Bolton kitabında narsisizmi gizlemiyor ve özellikle Miami'de muhafazakar gruplardan aldığı övgüyü vurguluyordu.

Dolayısıyla Bolton için Venezuela Küba'dır. Çünkü 60 yıldır Küba'da demokrasi gitmemiş olsa bile Florida'da oy kazanmaya yardımcı oldu.

Dick Cheney'den alıntı yapıyor gibi diyor ki:

Venezuela'da sadece iki seçeneğimiz vardı: kazan ve kaybet.


Elbette uzun vadeli bir bataklık asla bu dünya görüşüne tam olarak uymuyor. 

Şaşırtıcı bir şekilde, Bolton, Norveçliler tarafından düzenlenen ve hem Maduro hem de Guaido'nun temsilcilerinin katıldığı ‘barış görüşmelerinden’ asla bahsetmiyor.

Bolton, başarısız politikanın sorumluluğunu kabul etmediği gibi yaptırım politikasını baltaladığı için ABD Hazine Bakanı Steve Minuchin, ABD Dışişleri Bakanlığı, Kolombiya, Başkan Obama ve Guaido’yu suçluyordu!!!

Sonuç olarak Bolton’a göre, Trump'ın başarılı bir başkan olmadığı entelektüel niteliklerden yoksun olduğu ve başkalarının eğilimlerini, ilgi alanlarını veya ihtiyaçlarını anlayamadığı anlaşılıyor.

Bolton, çatışmayı tırmandırma eğilimini kontrol etmiş olsa da Bolton, otokratik liderliğe hayran olan ve kişisel ilişkiler tarafından kolayca sallanabilen bir cumhurbaşkanına sahip olmanın sürdürülemez olduğu konusunda haklı gözüküyor. 

Trump için seçim açısından kilit nokta, Florida'daki Venezuelalı ve Kübalı sürgün topluluklarından aldığı destektir.

Dolayısıyla Venezuela politikasına ilişkin bu çelişkiler, Florida gibi kilit bir eyalette başarısız olabilir.

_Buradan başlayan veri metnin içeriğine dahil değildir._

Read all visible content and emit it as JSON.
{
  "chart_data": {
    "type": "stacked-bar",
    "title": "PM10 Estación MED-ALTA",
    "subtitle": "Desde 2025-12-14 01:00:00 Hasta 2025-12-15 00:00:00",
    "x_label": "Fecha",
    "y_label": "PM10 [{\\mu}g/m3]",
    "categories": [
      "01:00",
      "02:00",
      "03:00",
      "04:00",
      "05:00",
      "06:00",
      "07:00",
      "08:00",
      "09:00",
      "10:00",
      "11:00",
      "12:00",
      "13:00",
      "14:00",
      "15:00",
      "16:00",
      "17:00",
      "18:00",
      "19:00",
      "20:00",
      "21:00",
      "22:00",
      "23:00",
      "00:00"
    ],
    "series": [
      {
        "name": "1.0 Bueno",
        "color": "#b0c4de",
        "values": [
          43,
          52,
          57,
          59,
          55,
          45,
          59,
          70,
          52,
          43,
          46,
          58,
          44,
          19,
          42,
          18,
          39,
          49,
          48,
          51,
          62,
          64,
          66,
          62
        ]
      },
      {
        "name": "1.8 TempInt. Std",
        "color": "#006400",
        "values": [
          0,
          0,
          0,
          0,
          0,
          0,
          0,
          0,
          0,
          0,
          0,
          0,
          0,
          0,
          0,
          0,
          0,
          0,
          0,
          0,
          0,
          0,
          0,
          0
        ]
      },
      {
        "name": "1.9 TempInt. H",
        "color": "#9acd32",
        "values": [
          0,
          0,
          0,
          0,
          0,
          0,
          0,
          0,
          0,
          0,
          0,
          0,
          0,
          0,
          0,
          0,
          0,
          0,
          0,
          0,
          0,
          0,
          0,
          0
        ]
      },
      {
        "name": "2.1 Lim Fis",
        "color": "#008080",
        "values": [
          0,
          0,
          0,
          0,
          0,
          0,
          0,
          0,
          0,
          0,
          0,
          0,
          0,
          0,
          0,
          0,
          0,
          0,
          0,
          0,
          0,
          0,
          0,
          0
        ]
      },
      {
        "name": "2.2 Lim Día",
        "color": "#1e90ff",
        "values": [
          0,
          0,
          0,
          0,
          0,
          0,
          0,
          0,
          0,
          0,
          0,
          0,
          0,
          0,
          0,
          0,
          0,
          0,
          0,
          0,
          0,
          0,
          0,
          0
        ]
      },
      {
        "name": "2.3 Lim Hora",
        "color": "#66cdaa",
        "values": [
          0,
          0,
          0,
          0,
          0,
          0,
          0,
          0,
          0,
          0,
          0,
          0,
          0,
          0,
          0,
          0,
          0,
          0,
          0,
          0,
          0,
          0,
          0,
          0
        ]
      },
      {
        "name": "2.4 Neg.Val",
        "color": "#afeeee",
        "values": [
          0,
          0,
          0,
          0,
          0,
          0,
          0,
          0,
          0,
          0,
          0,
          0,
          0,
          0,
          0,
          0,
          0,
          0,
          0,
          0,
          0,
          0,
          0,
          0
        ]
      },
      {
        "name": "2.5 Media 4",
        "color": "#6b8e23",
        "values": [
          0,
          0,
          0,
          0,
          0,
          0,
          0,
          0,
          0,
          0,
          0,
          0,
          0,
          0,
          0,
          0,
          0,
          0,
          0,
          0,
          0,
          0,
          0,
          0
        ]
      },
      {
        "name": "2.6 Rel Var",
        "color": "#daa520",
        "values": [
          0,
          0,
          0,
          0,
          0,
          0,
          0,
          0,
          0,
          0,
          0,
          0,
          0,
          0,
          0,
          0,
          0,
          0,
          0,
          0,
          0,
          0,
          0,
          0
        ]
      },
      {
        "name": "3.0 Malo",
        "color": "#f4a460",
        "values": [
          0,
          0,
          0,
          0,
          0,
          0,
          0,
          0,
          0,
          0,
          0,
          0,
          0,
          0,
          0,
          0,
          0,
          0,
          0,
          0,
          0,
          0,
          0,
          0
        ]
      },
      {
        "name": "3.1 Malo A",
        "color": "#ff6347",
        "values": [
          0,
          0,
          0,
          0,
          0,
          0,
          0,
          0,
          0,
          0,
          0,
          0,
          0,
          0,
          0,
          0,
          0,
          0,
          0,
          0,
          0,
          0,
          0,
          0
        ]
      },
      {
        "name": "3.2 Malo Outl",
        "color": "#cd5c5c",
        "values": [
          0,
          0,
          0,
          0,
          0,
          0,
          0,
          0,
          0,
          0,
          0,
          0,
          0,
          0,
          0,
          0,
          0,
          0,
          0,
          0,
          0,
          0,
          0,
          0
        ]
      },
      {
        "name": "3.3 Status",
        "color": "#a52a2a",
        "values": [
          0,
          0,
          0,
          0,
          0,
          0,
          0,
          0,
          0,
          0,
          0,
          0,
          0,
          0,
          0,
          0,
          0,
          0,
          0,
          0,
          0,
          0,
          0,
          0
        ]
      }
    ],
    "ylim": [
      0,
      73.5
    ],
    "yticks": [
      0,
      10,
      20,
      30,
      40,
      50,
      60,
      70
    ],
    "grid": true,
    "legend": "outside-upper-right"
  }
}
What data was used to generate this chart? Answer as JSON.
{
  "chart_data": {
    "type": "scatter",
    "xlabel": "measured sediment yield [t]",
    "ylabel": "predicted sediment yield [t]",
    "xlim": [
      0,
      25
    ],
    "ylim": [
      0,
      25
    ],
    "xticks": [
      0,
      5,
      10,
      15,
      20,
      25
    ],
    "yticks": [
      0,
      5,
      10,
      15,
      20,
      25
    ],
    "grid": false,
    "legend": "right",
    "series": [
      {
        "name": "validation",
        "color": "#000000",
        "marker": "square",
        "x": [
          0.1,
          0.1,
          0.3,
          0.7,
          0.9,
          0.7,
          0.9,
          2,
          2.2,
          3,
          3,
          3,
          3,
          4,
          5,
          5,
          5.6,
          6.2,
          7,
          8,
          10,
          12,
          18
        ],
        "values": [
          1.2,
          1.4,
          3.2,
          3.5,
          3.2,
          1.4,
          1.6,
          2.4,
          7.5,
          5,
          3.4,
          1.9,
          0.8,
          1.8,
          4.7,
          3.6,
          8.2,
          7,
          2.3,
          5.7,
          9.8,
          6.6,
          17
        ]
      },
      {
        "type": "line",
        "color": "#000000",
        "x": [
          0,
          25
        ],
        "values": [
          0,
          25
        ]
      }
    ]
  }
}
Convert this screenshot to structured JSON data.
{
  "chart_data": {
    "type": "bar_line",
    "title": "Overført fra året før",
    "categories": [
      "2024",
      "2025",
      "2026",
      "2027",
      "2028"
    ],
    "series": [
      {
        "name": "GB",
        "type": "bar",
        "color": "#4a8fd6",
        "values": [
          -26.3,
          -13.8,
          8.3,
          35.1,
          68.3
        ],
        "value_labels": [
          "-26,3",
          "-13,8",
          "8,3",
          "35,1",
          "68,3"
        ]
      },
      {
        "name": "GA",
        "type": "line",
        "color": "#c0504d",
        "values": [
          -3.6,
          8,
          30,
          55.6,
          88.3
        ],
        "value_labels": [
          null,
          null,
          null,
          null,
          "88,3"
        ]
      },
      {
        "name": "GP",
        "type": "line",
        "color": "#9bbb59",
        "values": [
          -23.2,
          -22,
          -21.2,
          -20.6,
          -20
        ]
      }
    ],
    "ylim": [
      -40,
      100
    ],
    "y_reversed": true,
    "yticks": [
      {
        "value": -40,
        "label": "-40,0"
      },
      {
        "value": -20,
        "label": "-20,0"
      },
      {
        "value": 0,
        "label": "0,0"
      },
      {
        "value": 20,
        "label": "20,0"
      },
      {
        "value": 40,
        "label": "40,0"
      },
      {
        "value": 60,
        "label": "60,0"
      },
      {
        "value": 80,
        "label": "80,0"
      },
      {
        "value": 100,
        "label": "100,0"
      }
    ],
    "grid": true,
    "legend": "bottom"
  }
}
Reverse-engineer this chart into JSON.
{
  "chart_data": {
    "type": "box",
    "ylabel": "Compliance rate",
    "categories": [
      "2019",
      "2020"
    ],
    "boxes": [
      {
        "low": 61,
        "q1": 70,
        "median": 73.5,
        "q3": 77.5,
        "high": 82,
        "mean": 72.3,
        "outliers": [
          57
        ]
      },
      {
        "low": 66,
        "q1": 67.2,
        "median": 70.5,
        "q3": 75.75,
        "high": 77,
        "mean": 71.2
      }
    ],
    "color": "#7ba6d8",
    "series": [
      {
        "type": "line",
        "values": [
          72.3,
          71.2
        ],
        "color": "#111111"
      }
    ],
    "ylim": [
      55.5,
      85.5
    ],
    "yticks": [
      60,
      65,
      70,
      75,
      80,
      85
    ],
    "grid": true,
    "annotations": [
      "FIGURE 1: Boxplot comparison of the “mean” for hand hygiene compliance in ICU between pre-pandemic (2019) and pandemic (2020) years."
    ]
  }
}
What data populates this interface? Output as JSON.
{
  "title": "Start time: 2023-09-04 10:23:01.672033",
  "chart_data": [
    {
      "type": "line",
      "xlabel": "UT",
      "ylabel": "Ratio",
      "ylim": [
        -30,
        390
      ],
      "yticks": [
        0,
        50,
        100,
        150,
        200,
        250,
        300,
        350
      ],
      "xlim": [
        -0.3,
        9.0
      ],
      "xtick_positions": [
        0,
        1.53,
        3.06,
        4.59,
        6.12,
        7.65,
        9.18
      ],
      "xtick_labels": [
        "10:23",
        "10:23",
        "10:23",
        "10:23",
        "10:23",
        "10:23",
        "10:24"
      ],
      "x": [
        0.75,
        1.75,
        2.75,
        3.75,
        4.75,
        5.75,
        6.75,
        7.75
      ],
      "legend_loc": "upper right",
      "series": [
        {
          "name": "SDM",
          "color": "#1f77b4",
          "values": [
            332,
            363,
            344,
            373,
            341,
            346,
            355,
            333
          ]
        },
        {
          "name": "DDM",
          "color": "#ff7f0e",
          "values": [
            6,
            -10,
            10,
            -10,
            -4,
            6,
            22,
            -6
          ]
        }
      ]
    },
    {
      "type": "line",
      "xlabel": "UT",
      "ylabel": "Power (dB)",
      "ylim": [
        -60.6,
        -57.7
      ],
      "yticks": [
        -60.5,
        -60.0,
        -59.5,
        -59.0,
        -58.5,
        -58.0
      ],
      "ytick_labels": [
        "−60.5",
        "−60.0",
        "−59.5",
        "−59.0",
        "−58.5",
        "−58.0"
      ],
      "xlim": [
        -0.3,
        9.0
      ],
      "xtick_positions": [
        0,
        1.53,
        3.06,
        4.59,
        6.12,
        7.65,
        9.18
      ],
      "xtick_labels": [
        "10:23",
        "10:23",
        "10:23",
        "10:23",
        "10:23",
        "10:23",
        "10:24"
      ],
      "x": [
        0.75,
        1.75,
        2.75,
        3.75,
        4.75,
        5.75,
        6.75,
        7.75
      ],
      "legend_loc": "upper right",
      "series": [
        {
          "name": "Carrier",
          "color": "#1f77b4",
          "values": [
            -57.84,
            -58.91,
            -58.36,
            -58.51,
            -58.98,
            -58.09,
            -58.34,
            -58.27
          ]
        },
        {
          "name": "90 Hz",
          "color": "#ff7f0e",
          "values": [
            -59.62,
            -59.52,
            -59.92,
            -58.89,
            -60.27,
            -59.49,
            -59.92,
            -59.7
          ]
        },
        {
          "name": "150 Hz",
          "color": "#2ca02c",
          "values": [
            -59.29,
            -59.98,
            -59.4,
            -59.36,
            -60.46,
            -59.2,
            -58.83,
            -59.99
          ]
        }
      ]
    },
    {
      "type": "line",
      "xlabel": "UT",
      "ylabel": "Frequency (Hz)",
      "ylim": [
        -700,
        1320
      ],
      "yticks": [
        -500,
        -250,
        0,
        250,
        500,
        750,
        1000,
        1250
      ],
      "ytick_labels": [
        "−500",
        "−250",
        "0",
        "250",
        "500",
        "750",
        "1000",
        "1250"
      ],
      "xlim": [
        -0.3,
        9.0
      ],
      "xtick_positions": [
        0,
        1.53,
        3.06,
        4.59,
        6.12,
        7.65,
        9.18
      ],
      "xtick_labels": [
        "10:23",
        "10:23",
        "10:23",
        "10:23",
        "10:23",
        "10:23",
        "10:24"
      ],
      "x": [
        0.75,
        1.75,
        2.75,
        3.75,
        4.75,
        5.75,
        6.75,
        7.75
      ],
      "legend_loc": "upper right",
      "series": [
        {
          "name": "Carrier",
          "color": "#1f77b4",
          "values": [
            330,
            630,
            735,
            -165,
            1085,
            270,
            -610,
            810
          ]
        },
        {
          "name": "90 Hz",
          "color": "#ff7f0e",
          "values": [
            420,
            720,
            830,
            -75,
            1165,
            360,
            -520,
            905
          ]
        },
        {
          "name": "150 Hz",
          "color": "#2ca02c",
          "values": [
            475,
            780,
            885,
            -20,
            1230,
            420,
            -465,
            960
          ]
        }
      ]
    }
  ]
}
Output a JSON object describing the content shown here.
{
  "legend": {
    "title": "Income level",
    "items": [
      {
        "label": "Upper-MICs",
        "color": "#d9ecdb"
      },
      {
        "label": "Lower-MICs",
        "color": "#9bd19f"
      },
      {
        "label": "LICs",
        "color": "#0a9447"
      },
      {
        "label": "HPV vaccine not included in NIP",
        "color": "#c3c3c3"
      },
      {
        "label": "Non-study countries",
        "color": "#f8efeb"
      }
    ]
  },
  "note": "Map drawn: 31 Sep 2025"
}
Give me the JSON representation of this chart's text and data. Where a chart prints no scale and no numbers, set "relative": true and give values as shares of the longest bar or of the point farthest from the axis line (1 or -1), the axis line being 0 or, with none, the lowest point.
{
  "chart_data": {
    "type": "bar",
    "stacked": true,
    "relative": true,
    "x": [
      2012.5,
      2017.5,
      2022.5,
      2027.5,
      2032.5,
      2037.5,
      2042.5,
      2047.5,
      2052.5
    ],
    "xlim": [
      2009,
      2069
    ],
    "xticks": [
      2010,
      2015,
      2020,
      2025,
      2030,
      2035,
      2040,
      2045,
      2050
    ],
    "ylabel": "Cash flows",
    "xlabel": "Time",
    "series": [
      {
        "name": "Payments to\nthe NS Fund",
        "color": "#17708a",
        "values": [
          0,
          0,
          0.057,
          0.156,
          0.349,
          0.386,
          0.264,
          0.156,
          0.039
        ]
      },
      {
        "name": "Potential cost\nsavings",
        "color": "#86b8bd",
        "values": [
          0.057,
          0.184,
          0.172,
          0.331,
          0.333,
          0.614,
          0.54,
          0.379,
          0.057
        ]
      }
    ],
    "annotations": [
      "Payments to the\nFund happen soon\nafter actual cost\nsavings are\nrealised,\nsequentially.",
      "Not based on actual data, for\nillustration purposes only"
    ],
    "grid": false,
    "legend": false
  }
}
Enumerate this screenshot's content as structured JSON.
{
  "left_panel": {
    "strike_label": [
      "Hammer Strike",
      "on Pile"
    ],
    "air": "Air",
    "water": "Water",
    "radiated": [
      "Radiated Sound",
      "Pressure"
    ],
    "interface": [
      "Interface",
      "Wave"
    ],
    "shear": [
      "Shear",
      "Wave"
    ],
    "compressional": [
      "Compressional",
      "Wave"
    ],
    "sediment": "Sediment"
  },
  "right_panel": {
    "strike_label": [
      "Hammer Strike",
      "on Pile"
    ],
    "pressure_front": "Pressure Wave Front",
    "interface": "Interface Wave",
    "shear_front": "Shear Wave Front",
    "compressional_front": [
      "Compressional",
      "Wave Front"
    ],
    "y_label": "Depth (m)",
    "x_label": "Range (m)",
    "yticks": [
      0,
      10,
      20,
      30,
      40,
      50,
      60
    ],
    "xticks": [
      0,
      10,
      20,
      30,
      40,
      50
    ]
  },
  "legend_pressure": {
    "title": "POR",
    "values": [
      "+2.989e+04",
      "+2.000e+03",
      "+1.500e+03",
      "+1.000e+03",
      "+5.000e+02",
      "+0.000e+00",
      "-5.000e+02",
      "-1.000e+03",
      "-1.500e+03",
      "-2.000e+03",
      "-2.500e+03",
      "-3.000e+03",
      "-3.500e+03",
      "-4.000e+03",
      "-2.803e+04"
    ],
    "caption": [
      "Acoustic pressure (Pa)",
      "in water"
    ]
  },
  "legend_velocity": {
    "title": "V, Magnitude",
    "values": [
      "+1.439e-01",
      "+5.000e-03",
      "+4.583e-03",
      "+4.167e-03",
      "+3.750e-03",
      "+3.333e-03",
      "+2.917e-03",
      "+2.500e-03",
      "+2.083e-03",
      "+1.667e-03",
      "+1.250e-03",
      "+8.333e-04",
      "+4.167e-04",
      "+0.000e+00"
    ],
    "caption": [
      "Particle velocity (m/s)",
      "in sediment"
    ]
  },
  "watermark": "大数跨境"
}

Ancak bu, kitabın genel olarak Bolton’un Trump’a kıyasla daha kötü düşünceler barındırdığını göz ardı etmez; bu bağlamda Bolton’un yapmak istediği kötülükleri engel olan kişinin de Trump olduğunu da vurgulamamız gerekir.

 

 

*Bu makalede yer alan fikirler yazara aittir ve Independent Türkçe’nin editöryal politikasını yansıtmayabilir.